Much of modern fiction is farmed out or padded for page count. ChatGPT may be the death of anonymous online writing communities. It doesn't portend is the end of fiction or writing altogether.
Small number. Acquaintances. Published. They complain about e.g. getting into the Paris Review or New Yorker, now. I imagine traditional gatekeepers are screwed. But not authors. Even if their job transitions to expert prompt engineering and editing, that's a niche.
Or how crushing it is to be told that the right solution is to just abandon your dream and start generating a novel a month instead of writing?
I know a lot of authors, published and unpublished.

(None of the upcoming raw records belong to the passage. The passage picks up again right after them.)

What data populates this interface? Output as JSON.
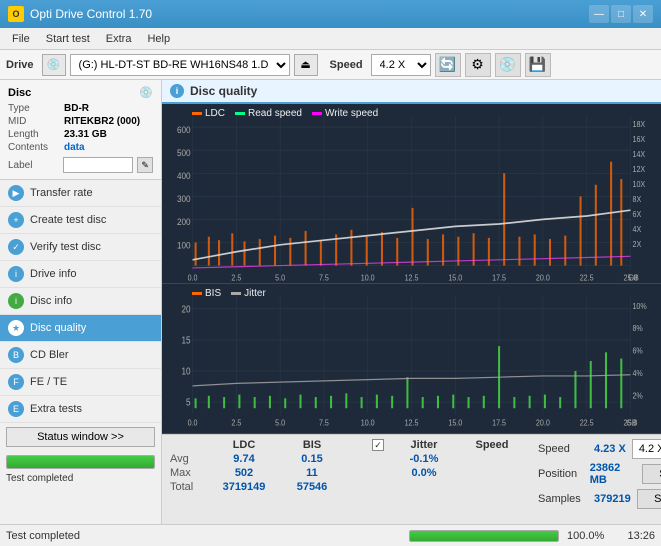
{
  "app": {
    "title": "Opti Drive Control 1.70",
    "icon_label": "O"
  },
  "window_controls": {
    "minimize": "—",
    "maximize": "□",
    "close": "✕"
  },
  "menu": {
    "items": [
      "File",
      "Start test",
      "Extra",
      "Help"
    ]
  },
  "drive_bar": {
    "drive_label": "Drive",
    "drive_value": "(G:)  HL-DT-ST BD-RE  WH16NS48 1.D3",
    "speed_label": "Speed",
    "speed_value": "4.2 X",
    "eject_icon": "⏏"
  },
  "disc": {
    "header": "Disc",
    "type_label": "Type",
    "type_value": "BD-R",
    "mid_label": "MID",
    "mid_value": "RITEKBR2 (000)",
    "length_label": "Length",
    "length_value": "23.31 GB",
    "contents_label": "Contents",
    "contents_value": "data",
    "label_label": "Label",
    "label_value": ""
  },
  "nav": {
    "items": [
      {
        "id": "transfer-rate",
        "label": "Transfer rate",
        "icon": "▶"
      },
      {
        "id": "create-test-disc",
        "label": "Create test disc",
        "icon": "+"
      },
      {
        "id": "verify-test-disc",
        "label": "Verify test disc",
        "icon": "✓"
      },
      {
        "id": "drive-info",
        "label": "Drive info",
        "icon": "i"
      },
      {
        "id": "disc-info",
        "label": "Disc info",
        "icon": "i"
      },
      {
        "id": "disc-quality",
        "label": "Disc quality",
        "icon": "★",
        "active": true
      },
      {
        "id": "cd-bler",
        "label": "CD Bler",
        "icon": "B"
      },
      {
        "id": "fe-te",
        "label": "FE / TE",
        "icon": "F"
      },
      {
        "id": "extra-tests",
        "label": "Extra tests",
        "icon": "E"
      }
    ]
  },
  "status_window_btn": "Status window >>",
  "progress": {
    "value": 100,
    "text": "100.0%",
    "time": "13:26"
  },
  "status_message": "Test completed",
  "disc_quality": {
    "title": "Disc quality",
    "legend_top": {
      "ldc": "LDC",
      "read": "Read speed",
      "write": "Write speed"
    },
    "legend_bottom": {
      "bis": "BIS",
      "jitter": "Jitter"
    },
    "top_chart": {
      "y_max": 600,
      "y_labels": [
        "600",
        "500",
        "400",
        "300",
        "200",
        "100"
      ],
      "y_right_labels": [
        "18X",
        "16X",
        "14X",
        "12X",
        "10X",
        "8X",
        "6X",
        "4X",
        "2X"
      ],
      "x_labels": [
        "0.0",
        "2.5",
        "5.0",
        "7.5",
        "10.0",
        "12.5",
        "15.0",
        "17.5",
        "20.0",
        "22.5",
        "25.0"
      ],
      "x_unit": "GB"
    },
    "bottom_chart": {
      "y_max": 20,
      "y_labels": [
        "20",
        "15",
        "10",
        "5"
      ],
      "y_right_labels": [
        "10%",
        "8%",
        "6%",
        "4%",
        "2%"
      ],
      "x_labels": [
        "0.0",
        "2.5",
        "5.0",
        "7.5",
        "10.0",
        "12.5",
        "15.0",
        "17.5",
        "20.0",
        "22.5",
        "25.0"
      ],
      "x_unit": "GB"
    }
  },
  "stats": {
    "col_headers": [
      "",
      "LDC",
      "BIS",
      "",
      "Jitter",
      "Speed",
      ""
    ],
    "avg_label": "Avg",
    "avg_ldc": "9.74",
    "avg_bis": "0.15",
    "avg_jitter": "-0.1%",
    "max_label": "Max",
    "max_ldc": "502",
    "max_bis": "11",
    "max_jitter": "0.0%",
    "total_label": "Total",
    "total_ldc": "3719149",
    "total_bis": "57546",
    "jitter_checked": true,
    "speed_label": "Speed",
    "speed_value": "4.23 X",
    "speed_select": "4.2 X",
    "position_label": "Position",
    "position_value": "23862 MB",
    "samples_label": "Samples",
    "samples_value": "379219",
    "start_full_btn": "Start full",
    "start_part_btn": "Start part"
  }
}
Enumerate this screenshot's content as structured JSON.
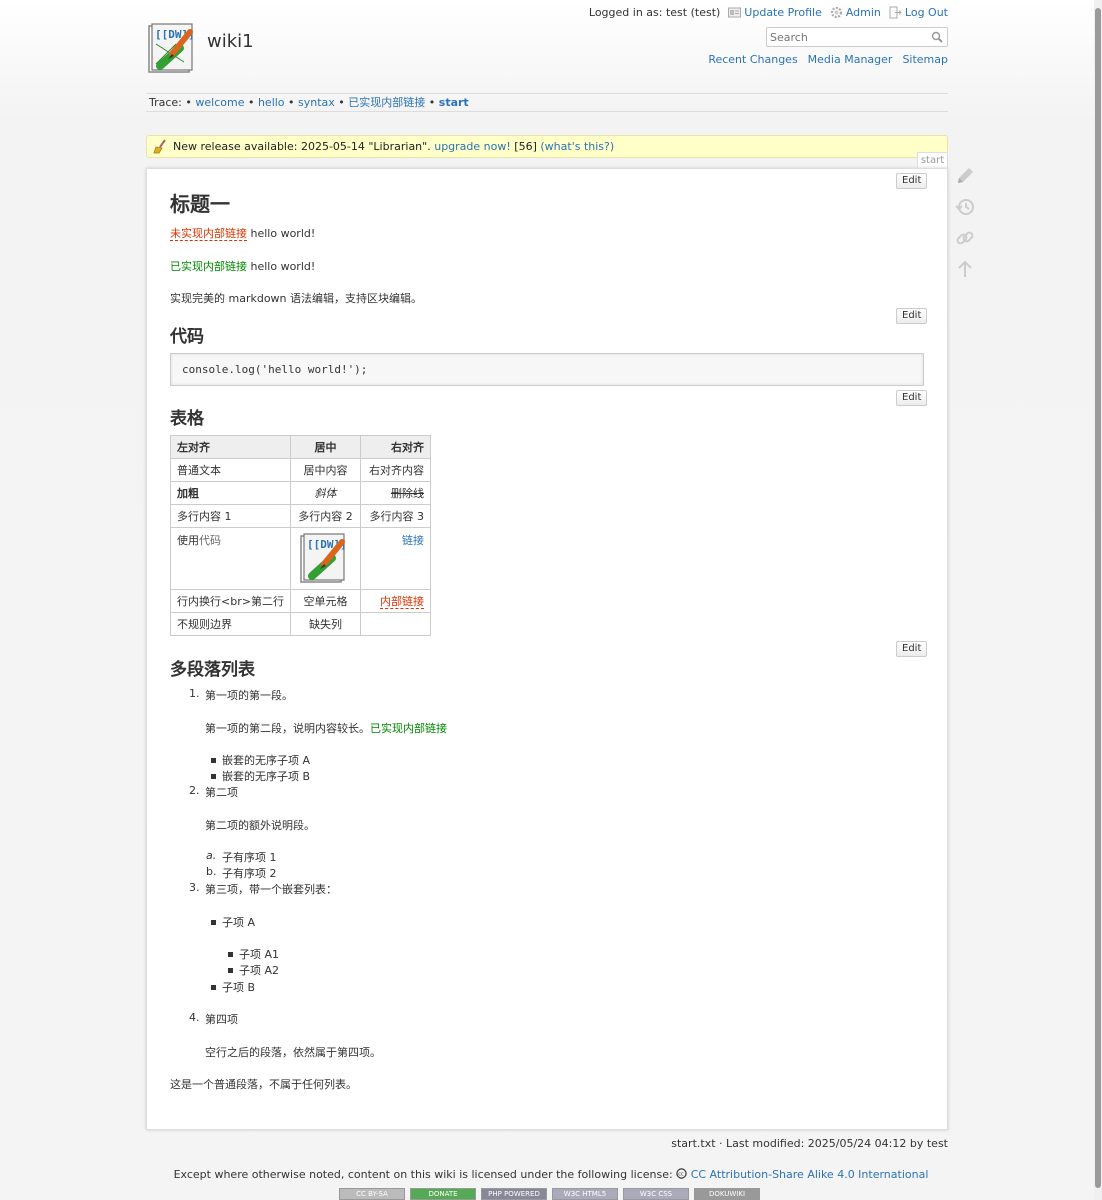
{
  "header": {
    "site_title": "wiki1",
    "logged_in": "Logged in as: test (test)",
    "user_tools": [
      "Update Profile",
      "Admin",
      "Log Out"
    ],
    "search_placeholder": "Search",
    "site_tools": [
      "Recent Changes",
      "Media Manager",
      "Sitemap"
    ]
  },
  "trace": {
    "label": "Trace:",
    "items": [
      "welcome",
      "hello",
      "syntax",
      "已实现内部链接"
    ],
    "current": "start"
  },
  "notice": {
    "text": "New release available: 2025-05-14 \"Librarian\".",
    "link": "upgrade now!",
    "count": "[56]",
    "whats": "(what's this?)"
  },
  "page_id": "start",
  "edit_label": "Edit",
  "content": {
    "h1": "标题一",
    "p1_link": "未实现内部链接",
    "p1_text": " hello world!",
    "p2_link": "已实现内部链接",
    "p2_text": " hello world!",
    "p3": "实现完美的 markdown 语法编辑，支持区块编辑。",
    "h_code": "代码",
    "code": "console.log('hello world!');",
    "h_table": "表格",
    "table": {
      "headers": [
        "左对齐",
        "居中",
        "右对齐"
      ],
      "r1": [
        "普通文本",
        "居中内容",
        "右对齐内容"
      ],
      "r2": [
        "加粗",
        "斜体",
        "删除线"
      ],
      "r3": [
        "多行内容 1",
        "多行内容 2",
        "多行内容 3"
      ],
      "r4_a": "使用",
      "r4_code": "代码",
      "r4_link": "链接",
      "r5": [
        "行内换行<br>第二行",
        "空单元格",
        "内部链接"
      ],
      "r6": [
        "不规则边界",
        "缺失列",
        ""
      ]
    },
    "h_list": "多段落列表",
    "list": {
      "n1": "1.",
      "i1": "第一项的第一段。",
      "i1_p2": "第一项的第二段，说明内容较长。",
      "i1_link": "已实现内部链接",
      "i1_sub_a": "嵌套的无序子项 A",
      "i1_sub_b": "嵌套的无序子项 B",
      "n2": "2.",
      "i2": "第二项",
      "i2_p2": "第二项的额外说明段。",
      "i2_a_mark": "a.",
      "i2_a": "子有序项 1",
      "i2_b_mark": "b.",
      "i2_b": "子有序项 2",
      "n3": "3.",
      "i3": "第三项，带一个嵌套列表：",
      "i3_a": "子项 A",
      "i3_a1": "子项 A1",
      "i3_a2": "子项 A2",
      "i3_b": "子项 B",
      "n4": "4.",
      "i4": "第四项",
      "i4_p2": "空行之后的段落，依然属于第四项。"
    },
    "final_p": "这是一个普通段落，不属于任何列表。"
  },
  "footer": {
    "meta": "start.txt · Last modified: 2025/05/24 04:12 by test",
    "license_text": "Except where otherwise noted, content on this wiki is licensed under the following license:",
    "license_link": "CC Attribution-Share Alike 4.0 International",
    "badges": [
      "CC BY-SA",
      "DONATE",
      "PHP POWERED",
      "W3C HTML5",
      "W3C CSS",
      "DOKUWIKI"
    ]
  },
  "colors": {
    "link": "#2b73b7",
    "broken_link": "#dd3300",
    "existing_link": "#008800",
    "notice_bg": "#ffffc8"
  }
}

This technology is thrilling for corporations, worrying for the established, and absolutely annihilating for somebody who is just trying to get started. Many of the unpublished ones have given up and just self publish to ~zero sales, because they want to actually have their book out there.
Expert prompt editing is not a niche most people want, and it's not one most people will get. It's not a movement from X authors producing Y novels to X prompt engineering editors producing Y novels. It's a movement to X/N prompt editors producing Y novels. Even as an expert AI user, the progression is way fewer people doing way more work, and the death of the dream for the very vast majority.
What's screwed is nearly everybody.
No, I don't. But I don't see this as the end of the art. I certainly see no evidence of those AI-generated queries pushing out legitimate novelists.